General model Gauss5:
f(x) =
a1*exp(-((x-b1)/c1)^2) + a2*exp(-((x-b2)/c2)^2) +
a3*exp(-((x-b3)/c3)^2) + a4*exp(-((x-b4)/c4)^2) +
a5*exp(-((x-b5)/c5)^2)
Coefficients (with 95% confidence bounds):
a1 =      0.8553  (-148.3, 150)
b1 =       17.72  (-26.81, 62.25)
c1 =        4.54  (-132.9, 142)
a2 =      -368.5  (-1.139e+07, 1.139e+07)
b2 =      -16.27  (-9.613e+04, 9.609e+04)
c2 =       7.407  (-2.066e+04, 2.067e+04)
a3 =       4.209  (-741.8, 750.2)
b3 =       9.977  (-405.4, 425.3)
c3 =       8.143  (-798.5, 814.8)
a4 =       5.467  (-2091, 2102)
b4 =      -5.272  (-1.018e+04, 1.017e+04)
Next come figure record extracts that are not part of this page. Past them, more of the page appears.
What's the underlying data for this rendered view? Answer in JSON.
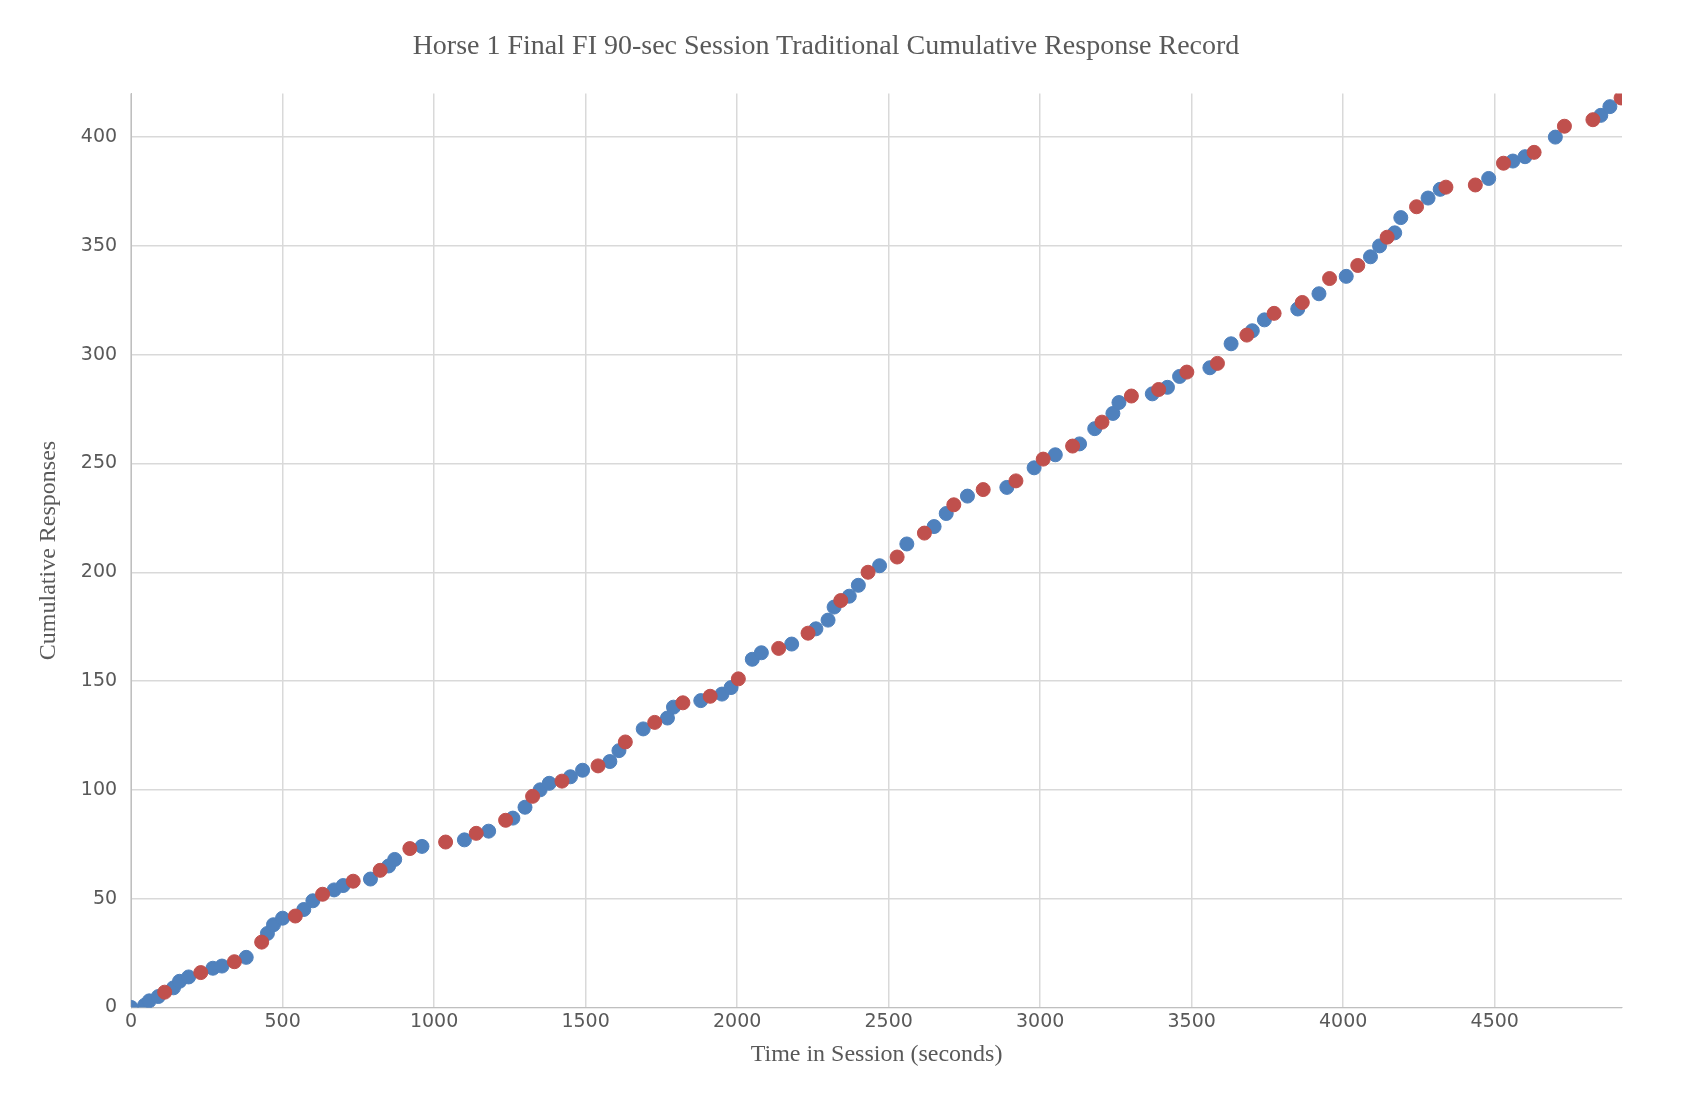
{
  "chart_data": {
    "type": "scatter",
    "title": "Horse 1 Final FI 90-sec Session Traditional Cumulative Response Record",
    "xlabel": "Time in Session (seconds)",
    "ylabel": "Cumulative Responses",
    "xlim": [
      0,
      4920
    ],
    "xticks": [
      0,
      500,
      1000,
      1500,
      2000,
      2500,
      3000,
      3500,
      4000,
      4500
    ],
    "ylim": [
      0,
      420
    ],
    "yticks": [
      0,
      50,
      100,
      150,
      200,
      250,
      300,
      350,
      400
    ],
    "grid": true,
    "legend": false,
    "marker": "circle",
    "series": [
      {
        "color": "#4f81bd",
        "x": [
          0,
          45,
          60,
          90,
          140,
          160,
          190,
          270,
          300,
          380,
          450,
          470,
          500,
          570,
          600,
          670,
          700,
          790,
          850,
          870,
          960,
          1100,
          1180,
          1260,
          1300,
          1350,
          1380,
          1450,
          1490,
          1580,
          1610,
          1690,
          1770,
          1790,
          1880,
          1950,
          1980,
          2050,
          2080,
          2180,
          2260,
          2300,
          2320,
          2370,
          2400,
          2470,
          2560,
          2650,
          2690,
          2760,
          2890,
          2980,
          3050,
          3130,
          3180,
          3240,
          3260,
          3370,
          3420,
          3460,
          3560,
          3630,
          3700,
          3740,
          3850,
          3920,
          4010,
          4090,
          4120,
          4170,
          4190,
          4280,
          4320,
          4480,
          4560,
          4600,
          4700,
          4850,
          4880
        ],
        "values": [
          0,
          1,
          3,
          5,
          9,
          12,
          14,
          18,
          19,
          23,
          34,
          38,
          41,
          45,
          49,
          54,
          56,
          59,
          65,
          68,
          74,
          77,
          81,
          87,
          92,
          100,
          103,
          106,
          109,
          113,
          118,
          128,
          133,
          138,
          141,
          144,
          147,
          160,
          163,
          167,
          174,
          178,
          184,
          189,
          194,
          203,
          213,
          221,
          227,
          235,
          239,
          248,
          254,
          259,
          266,
          273,
          278,
          282,
          285,
          290,
          294,
          305,
          311,
          316,
          321,
          328,
          336,
          345,
          350,
          356,
          363,
          372,
          376,
          381,
          389,
          391,
          400,
          410,
          414
        ]
      },
      {
        "color": "#c0504d",
        "x": [
          111,
          230,
          341,
          431,
          542,
          632,
          733,
          822,
          920,
          1038,
          1139,
          1236,
          1325,
          1422,
          1541,
          1631,
          1728,
          1821,
          1911,
          2004,
          2137,
          2234,
          2342,
          2432,
          2528,
          2618,
          2715,
          2812,
          2920,
          3010,
          3107,
          3204,
          3301,
          3391,
          3484,
          3585,
          3682,
          3772,
          3865,
          3955,
          4048,
          4145,
          4242,
          4339,
          4436,
          4529,
          4630,
          4730,
          4824,
          4917
        ],
        "values": [
          7,
          16,
          21,
          30,
          42,
          52,
          58,
          63,
          73,
          76,
          80,
          86,
          97,
          104,
          111,
          122,
          131,
          140,
          143,
          151,
          165,
          172,
          187,
          200,
          207,
          218,
          231,
          238,
          242,
          252,
          258,
          269,
          281,
          284,
          292,
          296,
          309,
          319,
          324,
          335,
          341,
          354,
          368,
          377,
          378,
          388,
          393,
          405,
          408,
          418
        ]
      }
    ]
  }
}
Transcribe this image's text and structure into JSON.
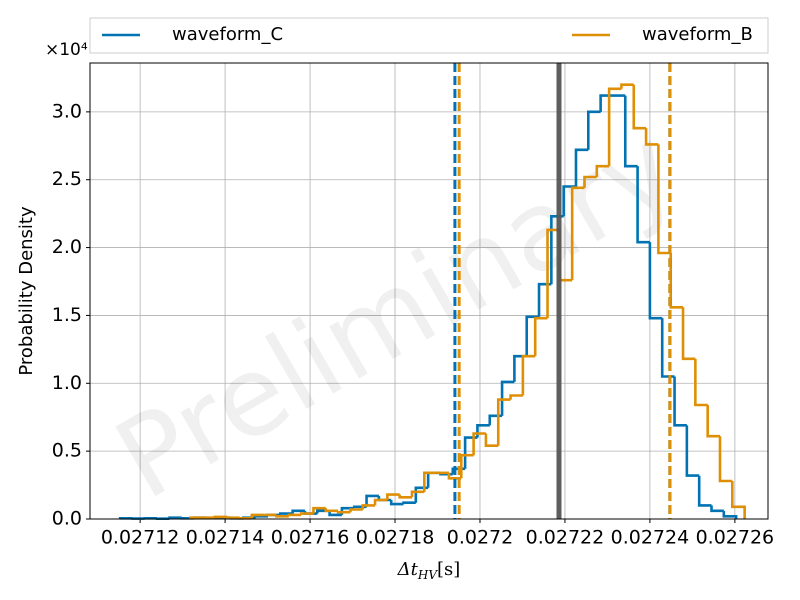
{
  "chart_data": {
    "type": "histogram",
    "ylabel": "Probability Density",
    "xlabel": [
      "Δt",
      "HV",
      "[s]"
    ],
    "y_offset_label": "×10⁴",
    "watermark": "Preliminary",
    "xlim": [
      0.0271082,
      0.0272678
    ],
    "ylim": [
      0,
      3.36
    ],
    "xticks": [
      0.02712,
      0.02714,
      0.02716,
      0.02718,
      0.0272,
      0.02722,
      0.02724,
      0.02726
    ],
    "yticks": [
      {
        "value": 0,
        "label": "0.0"
      },
      0.5,
      {
        "value": 1,
        "label": "1.0"
      },
      1.5,
      {
        "value": 2,
        "label": "2.0"
      },
      2.5,
      {
        "value": 3,
        "label": "3.0"
      }
    ],
    "grid": true,
    "legend": "top",
    "series": [
      {
        "name": "waveform_C",
        "color": "#0173b2",
        "bins": [
          0.0271153,
          0.0271182,
          0.0271211,
          0.027124,
          0.0271269,
          0.0271298,
          0.0271327,
          0.0271356,
          0.0271385,
          0.0271414,
          0.0271443,
          0.0271472,
          0.0271501,
          0.027153,
          0.0271559,
          0.0271588,
          0.0271617,
          0.0271646,
          0.0271675,
          0.0271704,
          0.0271733,
          0.0271762,
          0.0271791,
          0.027182,
          0.0271849,
          0.0271878,
          0.0271907,
          0.0271936,
          0.0271965,
          0.0271994,
          0.0272023,
          0.0272052,
          0.0272081,
          0.027211,
          0.0272139,
          0.0272168,
          0.0272197,
          0.0272226,
          0.0272255,
          0.0272284,
          0.0272313,
          0.0272342,
          0.0272371,
          0.02724,
          0.0272429,
          0.0272458,
          0.0272487,
          0.0272516,
          0.0272545,
          0.0272574,
          0.0272603
        ],
        "values": [
          0.005,
          0.003,
          0.005,
          0.002,
          0.01,
          0.005,
          0.01,
          0.008,
          0.01,
          0.005,
          0.01,
          0.02,
          0.03,
          0.04,
          0.06,
          0.04,
          0.06,
          0.03,
          0.08,
          0.09,
          0.17,
          0.14,
          0.11,
          0.12,
          0.23,
          0.34,
          0.33,
          0.37,
          0.6,
          0.69,
          0.76,
          1.01,
          1.2,
          1.49,
          1.73,
          2.23,
          2.45,
          2.72,
          3.0,
          3.12,
          3.12,
          2.6,
          2.04,
          1.48,
          1.05,
          0.69,
          0.32,
          0.1,
          0.06,
          0.02
        ]
      },
      {
        "name": "waveform_B",
        "color": "#de8f05",
        "bins": [
          0.0271318,
          0.0271347,
          0.0271376,
          0.0271405,
          0.0271434,
          0.0271463,
          0.0271492,
          0.0271521,
          0.027155,
          0.0271579,
          0.0271608,
          0.0271637,
          0.0271666,
          0.0271695,
          0.0271724,
          0.0271753,
          0.0271782,
          0.0271811,
          0.027184,
          0.0271869,
          0.0271898,
          0.0271927,
          0.0271956,
          0.0271985,
          0.0272014,
          0.0272043,
          0.0272072,
          0.0272101,
          0.027213,
          0.0272159,
          0.0272188,
          0.0272217,
          0.0272246,
          0.0272275,
          0.0272304,
          0.0272333,
          0.0272362,
          0.0272391,
          0.027242,
          0.0272449,
          0.0272478,
          0.0272507,
          0.0272536,
          0.0272565,
          0.0272594,
          0.0272623
        ],
        "values": [
          0.01,
          0.01,
          0.015,
          0.01,
          0.005,
          0.03,
          0.03,
          0.02,
          0.03,
          0.04,
          0.08,
          0.06,
          0.05,
          0.07,
          0.1,
          0.14,
          0.18,
          0.16,
          0.2,
          0.34,
          0.34,
          0.3,
          0.47,
          0.63,
          0.54,
          0.88,
          0.91,
          1.2,
          1.48,
          2.13,
          1.76,
          2.44,
          2.52,
          2.6,
          3.17,
          3.2,
          2.88,
          2.76,
          1.96,
          1.56,
          1.18,
          0.84,
          0.61,
          0.28,
          0.09
        ]
      }
    ],
    "vlines": [
      {
        "value": 0.0272186,
        "color": "#555555",
        "style": "solid"
      },
      {
        "value": 0.0271941,
        "color": "#0173b2",
        "style": "dashed"
      },
      {
        "value": 0.0272447,
        "color": "#0173b2",
        "style": "dashed"
      },
      {
        "value": 0.0271951,
        "color": "#de8f05",
        "style": "dashed"
      },
      {
        "value": 0.0272447,
        "color": "#de8f05",
        "style": "dashed"
      }
    ]
  }
}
c4 =       34.49  (-3662, 3731)
a5 =  -2.481e+13  (-1.676e+19, 1.676e+19)
b5 =      -24.46  (-5.5e+05, 5.499e+05)
c5 =       4.421  (-5.07e+04, 5.071e+04)

I am sure if you play around with the fit function in MATLAB, you can come up with better models.